As messages go, it doesn't get much clearer than that. But Geithner has known all along that there are two, critical first steps that the United States has to take in order to begin the process of reassuring its creditors. It has to demonstrate that it has a grip on the financial crisis -- that the world wasn't about to end -- and it has to show the world that a broad, macro economic turnaround isn't too far down the road. Geithner is loathe to talk publicly about market behavior, but Treasury officials believe that a tightening of credit spreads shows an improvement in confidence: risk premiums are receding in response to what has been an initial sign of "stabilization," as one official familiar with Treasury's thinking says. And the recent, slight rise in interest rates demonstrates nothing except a market beginning to return to normalcy, not one getting spooked by fears of inflation. Consider that TIPS -- U.S. inflation protected bonds -- trade at 1.5% over five years, and just 1.9% over ten.
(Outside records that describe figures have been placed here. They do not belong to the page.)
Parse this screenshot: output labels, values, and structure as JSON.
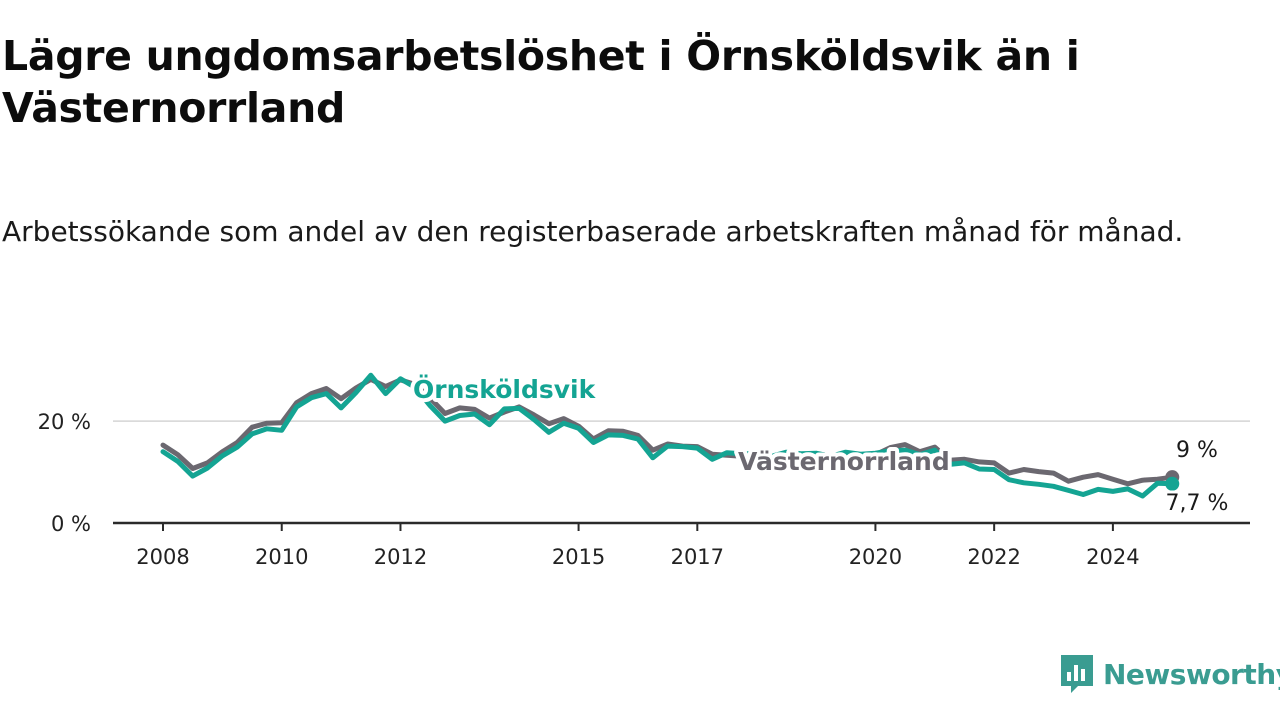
{
  "title": "Lägre ungdomsarbetslöshet i Örnsköldsvik än i Västernorrland",
  "subtitle": "Arbetssökande som andel av den registerbaserade arbetskraften månad för månad.",
  "brand": {
    "name": "Newsworthy",
    "color": "#3a9c91",
    "icon": "bar-chart-speech-bubble-icon"
  },
  "chart_data": {
    "type": "line",
    "x_range": [
      "2008-01",
      "2025-06"
    ],
    "ylim": [
      0,
      32
    ],
    "y_ticks": [
      {
        "value": 0,
        "label": "0 %"
      },
      {
        "value": 20,
        "label": "20 %"
      }
    ],
    "x_ticks": [
      {
        "value": "2008-01",
        "label": "2008"
      },
      {
        "value": "2010-01",
        "label": "2010"
      },
      {
        "value": "2012-01",
        "label": "2012"
      },
      {
        "value": "2015-01",
        "label": "2015"
      },
      {
        "value": "2017-01",
        "label": "2017"
      },
      {
        "value": "2020-01",
        "label": "2020"
      },
      {
        "value": "2022-01",
        "label": "2022"
      },
      {
        "value": "2024-01",
        "label": "2024"
      }
    ],
    "grid": "horizontal",
    "legend": "inline labels",
    "series": [
      {
        "name": "Västernorrland",
        "color": "#6b6870",
        "end_label": "9 %",
        "points": [
          [
            "2008-01",
            15.3
          ],
          [
            "2008-04",
            13.4
          ],
          [
            "2008-07",
            10.7
          ],
          [
            "2008-10",
            11.8
          ],
          [
            "2009-01",
            14.0
          ],
          [
            "2009-04",
            15.8
          ],
          [
            "2009-07",
            18.8
          ],
          [
            "2009-10",
            19.6
          ],
          [
            "2010-01",
            19.7
          ],
          [
            "2010-04",
            23.6
          ],
          [
            "2010-07",
            25.4
          ],
          [
            "2010-10",
            26.4
          ],
          [
            "2011-01",
            24.4
          ],
          [
            "2011-04",
            26.5
          ],
          [
            "2011-07",
            28.2
          ],
          [
            "2011-10",
            26.8
          ],
          [
            "2012-01",
            28.1
          ],
          [
            "2012-04",
            27.2
          ],
          [
            "2012-07",
            24.5
          ],
          [
            "2012-10",
            21.5
          ],
          [
            "2013-01",
            22.6
          ],
          [
            "2013-04",
            22.3
          ],
          [
            "2013-07",
            20.6
          ],
          [
            "2013-10",
            21.8
          ],
          [
            "2014-01",
            22.8
          ],
          [
            "2014-04",
            21.2
          ],
          [
            "2014-07",
            19.5
          ],
          [
            "2014-10",
            20.5
          ],
          [
            "2015-01",
            19.0
          ],
          [
            "2015-04",
            16.5
          ],
          [
            "2015-07",
            18.1
          ],
          [
            "2015-10",
            18.0
          ],
          [
            "2016-01",
            17.2
          ],
          [
            "2016-04",
            14.3
          ],
          [
            "2016-07",
            15.5
          ],
          [
            "2016-10",
            15.1
          ],
          [
            "2017-01",
            15.0
          ],
          [
            "2017-04",
            13.5
          ],
          [
            "2017-07",
            13.3
          ],
          [
            "2017-10",
            13.1
          ],
          [
            "2018-01",
            13.6
          ],
          [
            "2018-04",
            13.0
          ],
          [
            "2018-07",
            13.4
          ],
          [
            "2018-10",
            13.3
          ],
          [
            "2019-01",
            13.6
          ],
          [
            "2019-04",
            13.2
          ],
          [
            "2019-07",
            13.5
          ],
          [
            "2019-10",
            13.3
          ],
          [
            "2020-01",
            13.4
          ],
          [
            "2020-04",
            14.8
          ],
          [
            "2020-07",
            15.4
          ],
          [
            "2020-10",
            14.0
          ],
          [
            "2021-01",
            14.9
          ],
          [
            "2021-04",
            12.3
          ],
          [
            "2021-07",
            12.5
          ],
          [
            "2021-10",
            12.0
          ],
          [
            "2022-01",
            11.8
          ],
          [
            "2022-04",
            9.8
          ],
          [
            "2022-07",
            10.5
          ],
          [
            "2022-10",
            10.1
          ],
          [
            "2023-01",
            9.8
          ],
          [
            "2023-04",
            8.2
          ],
          [
            "2023-07",
            9.0
          ],
          [
            "2023-10",
            9.5
          ],
          [
            "2024-01",
            8.6
          ],
          [
            "2024-04",
            7.7
          ],
          [
            "2024-07",
            8.4
          ],
          [
            "2024-10",
            8.6
          ],
          [
            "2025-01",
            9.0
          ]
        ]
      },
      {
        "name": "Örnsköldsvik",
        "color": "#14a493",
        "end_label": "7,7 %",
        "points": [
          [
            "2008-01",
            14.0
          ],
          [
            "2008-04",
            12.1
          ],
          [
            "2008-07",
            9.2
          ],
          [
            "2008-10",
            10.8
          ],
          [
            "2009-01",
            13.2
          ],
          [
            "2009-04",
            14.9
          ],
          [
            "2009-07",
            17.5
          ],
          [
            "2009-10",
            18.5
          ],
          [
            "2010-01",
            18.2
          ],
          [
            "2010-04",
            22.8
          ],
          [
            "2010-07",
            24.6
          ],
          [
            "2010-10",
            25.4
          ],
          [
            "2011-01",
            22.6
          ],
          [
            "2011-04",
            25.6
          ],
          [
            "2011-07",
            29.0
          ],
          [
            "2011-10",
            25.4
          ],
          [
            "2012-01",
            28.3
          ],
          [
            "2012-04",
            26.6
          ],
          [
            "2012-07",
            23.0
          ],
          [
            "2012-10",
            20.0
          ],
          [
            "2013-01",
            21.1
          ],
          [
            "2013-04",
            21.4
          ],
          [
            "2013-07",
            19.3
          ],
          [
            "2013-10",
            22.4
          ],
          [
            "2014-01",
            22.5
          ],
          [
            "2014-04",
            20.3
          ],
          [
            "2014-07",
            17.8
          ],
          [
            "2014-10",
            19.6
          ],
          [
            "2015-01",
            18.6
          ],
          [
            "2015-04",
            15.8
          ],
          [
            "2015-07",
            17.3
          ],
          [
            "2015-10",
            17.2
          ],
          [
            "2016-01",
            16.5
          ],
          [
            "2016-04",
            12.8
          ],
          [
            "2016-07",
            15.1
          ],
          [
            "2016-10",
            15.0
          ],
          [
            "2017-01",
            14.7
          ],
          [
            "2017-04",
            12.5
          ],
          [
            "2017-07",
            13.8
          ],
          [
            "2017-10",
            13.6
          ],
          [
            "2018-01",
            13.6
          ],
          [
            "2018-04",
            13.1
          ],
          [
            "2018-07",
            13.9
          ],
          [
            "2018-10",
            13.6
          ],
          [
            "2019-01",
            13.7
          ],
          [
            "2019-04",
            13.1
          ],
          [
            "2019-07",
            13.9
          ],
          [
            "2019-10",
            13.5
          ],
          [
            "2020-01",
            13.7
          ],
          [
            "2020-04",
            14.2
          ],
          [
            "2020-07",
            14.3
          ],
          [
            "2020-10",
            13.4
          ],
          [
            "2021-01",
            14.3
          ],
          [
            "2021-04",
            11.5
          ],
          [
            "2021-07",
            11.8
          ],
          [
            "2021-10",
            10.6
          ],
          [
            "2022-01",
            10.5
          ],
          [
            "2022-04",
            8.5
          ],
          [
            "2022-07",
            7.9
          ],
          [
            "2022-10",
            7.6
          ],
          [
            "2023-01",
            7.2
          ],
          [
            "2023-04",
            6.4
          ],
          [
            "2023-07",
            5.6
          ],
          [
            "2023-10",
            6.6
          ],
          [
            "2024-01",
            6.2
          ],
          [
            "2024-04",
            6.7
          ],
          [
            "2024-07",
            5.3
          ],
          [
            "2024-10",
            7.8
          ],
          [
            "2025-01",
            7.7
          ]
        ]
      }
    ]
  }
}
No sign of incipient inflationary panic there. To China and to everyone else watching, the U.S. can cite that as progress -- and reasonably so.
And just yesterday -- fortuitous timing for the Treasury Secretary -- both the United States and China reported economic data that buoyed equity markets on both sides of the Pacific. In China, the monthly purchasing manager's index for manufacturing was stronger than expected, showing "for the first time that policy is really gaining traction [in China]," says Eric Fishwick, head of economic research at CLSA Asia Pacific Markets in Hong Kong. At the same time, in the U.S., data showed personal income in April rose 0.5 per cent, a surprisingly strong number. On a day when General Motors (GMGMQ), once the world's largest industrial corporation, declared bankruptcy, the Dow Jones Industrial Average rose 2.6 per cent.
Thus, as he headed into his key meetings in China, Geithner actually had an ever so slight wind at his back. He acknowledged as much, in fact, upon greeting Prime Minister Wen: "At the time we met in New York (last autumn)," the Treasury Secretary told him, "it was a time of great panic. But we are happy (now) to see small signs of recovery.''
Wen welcomed Geithner warmly in his public remarks; the aggressiveness in China's rhetoric of just a couple of months ago is now gone, as is any notion that Beijing will stop buying huge amounts of Treasury debt anytime soon. In fact, in March alone, China's direct holdings of US Treasury securities alone (excluding so called Agency debt issued by Fannie and Freddie Mac) rose by $23.7 billion to reach a new record of $768 billion, according to preliminary US data, making it far and away the US's biggest creditor.
Geithner repeats constantly, both in public and in private, that the Obama administration is committed to returning to fiscal responsibility -- pushing deficits down to three per cent of GDP -- in the "medium term.'' On his first visit to Beijing, the young Treasury Secretary could claim to his Chinese hosts that the necessary precondition for that return to fiscal sanity -- a little bit of economic growth -- might possibly be on the horizon. Considering where things were the last time he met China's premier -- in October of last year, when the global economy was, as Geithner says now, "falling off a cliff" -- that's not nothing.